Scrissi due lettere, ricordo, nel giro di una decina di giorni; poi, visto che non mi arrivava riscontro di nessun genere, ne scrissi una terza.
Fu in quell’occasione che conobbi il medico di reparto, dottor Maurizio Mazzei.
Prima non l’avevo mai visto.
Costui mi fece chiamare nel suo studio, mi fece sedere, quando entrai e mi disse:
«E la terza volta che scrivi a casa, per farti mandare da mangiare;
ora senti, qui, il vitto, pur non essendo abbondantissimo, è buono e sufficiente.
Un’altra volta, che vedo una tua lettera del genere, ti faccio legare per quindici giorni».
E mi congedò.
Avrei voluto rivolgermi al direttore; ma ne fui dissuaso dal V.
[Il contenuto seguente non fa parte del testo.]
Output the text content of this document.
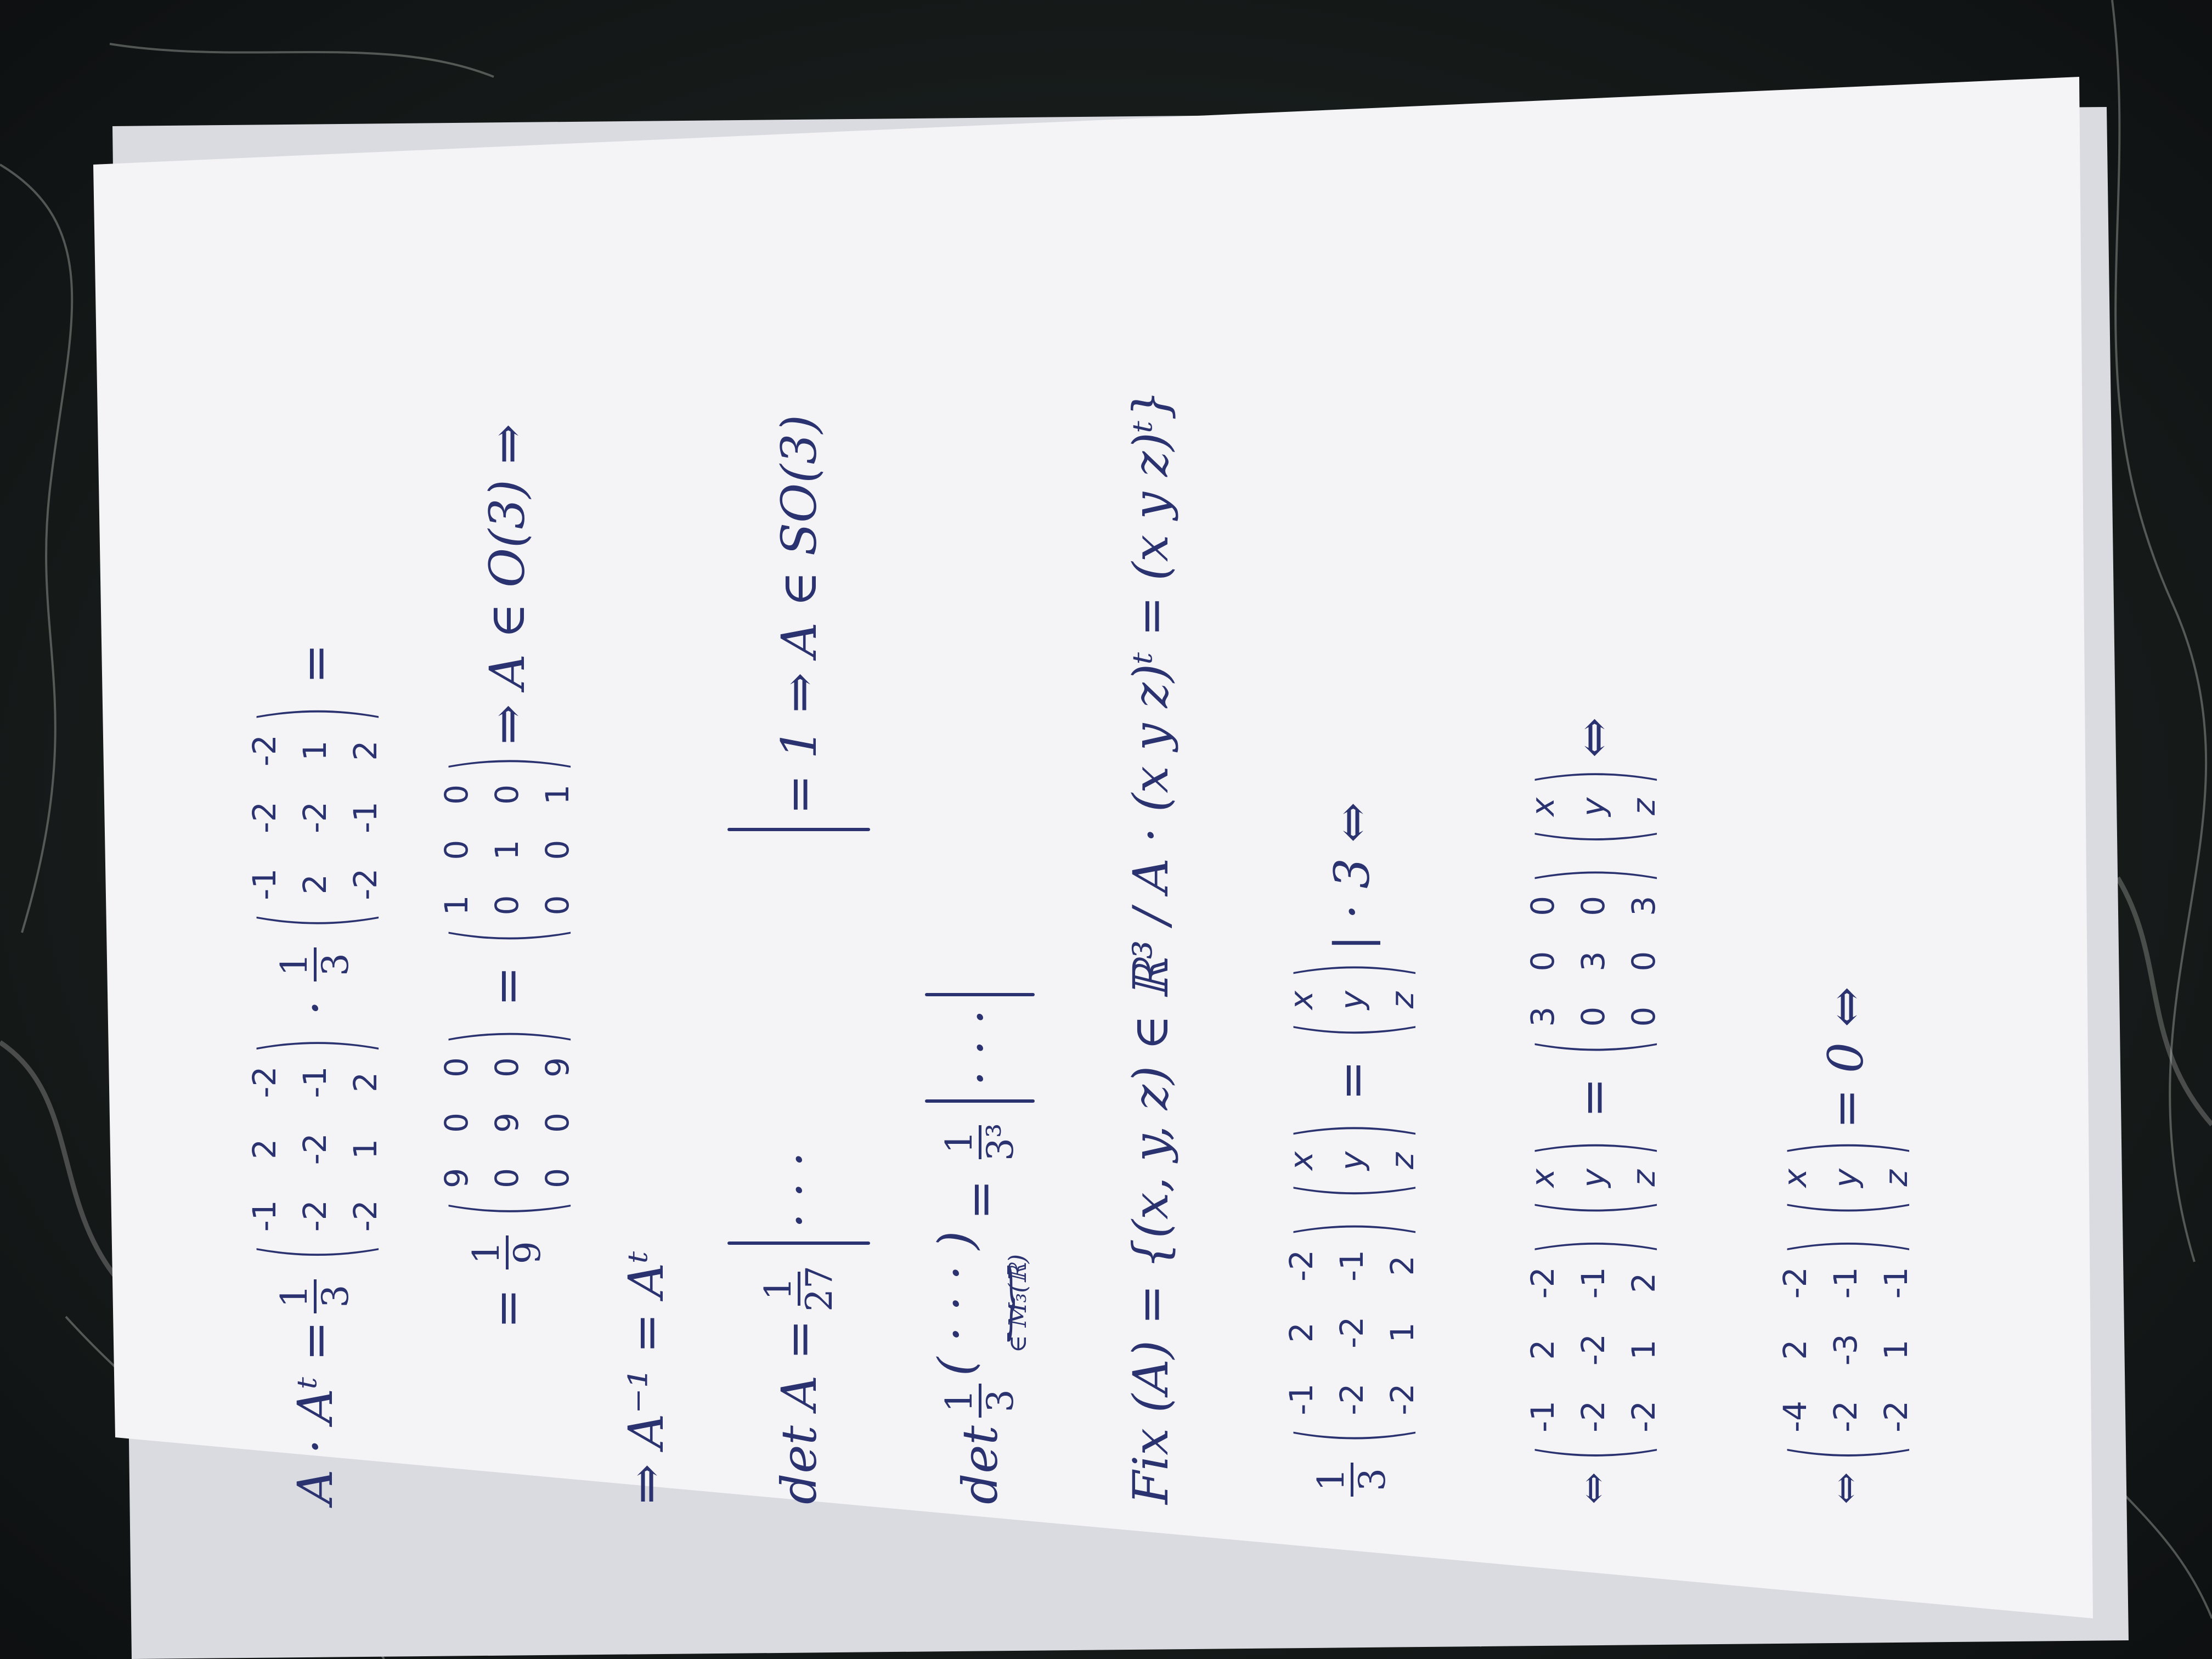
A · Aᵗ =
1
3
(
-1
2
-2
-2
-2
-1
-2
1
2
)
·
1
3
(
-1
-2
-2
2
-2
1
-2
-1
2
)
=
=
1
9
(
9
0
0
0
9
0
0
0
9
)
=
(
1
0
0
0
1
0
0
0
1
)
⇒ A ∈ O(3) ⇒
⇒ A⁻¹ = Aᵗ det A =
1
27
· · ·
= 1 ⇒ A ∈ SO(3)
det
1
3
( · · · )
⏟
∈ M₃(ℝ)
=
1
3³
· · · Fix (A) = {(x, y, z) ∈ ℝ³ / A · (x y z)ᵗ = (x y z)ᵗ}	1
3
(
-1
2
-2
-2
-2
-1
-2
1
2
)
(
x y z
)
=
(
x y z
)
| · 3 ⇔
⇔
(
-1
2
-2
-2
-2
-1
-2
1
2
)
(
x y z
)
=
(
3
0
0
0
3
0
0
0
3
)
(
x y z
)
⇔
⇔
(
-4
2
-2
-2
-3
-1
-2
1
-1
)
(
x y z
)
= 0 ⇔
Egli mi disse, infatti, che, l’unico risultato che ne avrei conseguito, sarebbe stato di esasperare il dott. Mazzei, che, in tal modo, si sarebbe considerato scavalcato, e che, perciò, mi avrebbe preso sotto un occhio particolare; ed io sapevo già bene che cosa significasse:
«essere preso sotto un occhio particolare».
Così, pensai bene di impormi alcune regole; basta masturbazione (l’avevo scoperta nell’ultimo periodo che avevo passato nel carcere di Trento); niente salti, corse, fatiche dispendiose d’energia, che non avrebbero potuto essere sostituite dal cibo.
Poco movimento.
Insomma un insieme di accorgimenti, che mi permettessero di arrivare fino all’abolizione del razionamento, che io, allora, (lo dicevano anche i giornali) prevedevo ad una distanza di non più di sette, otto mesi.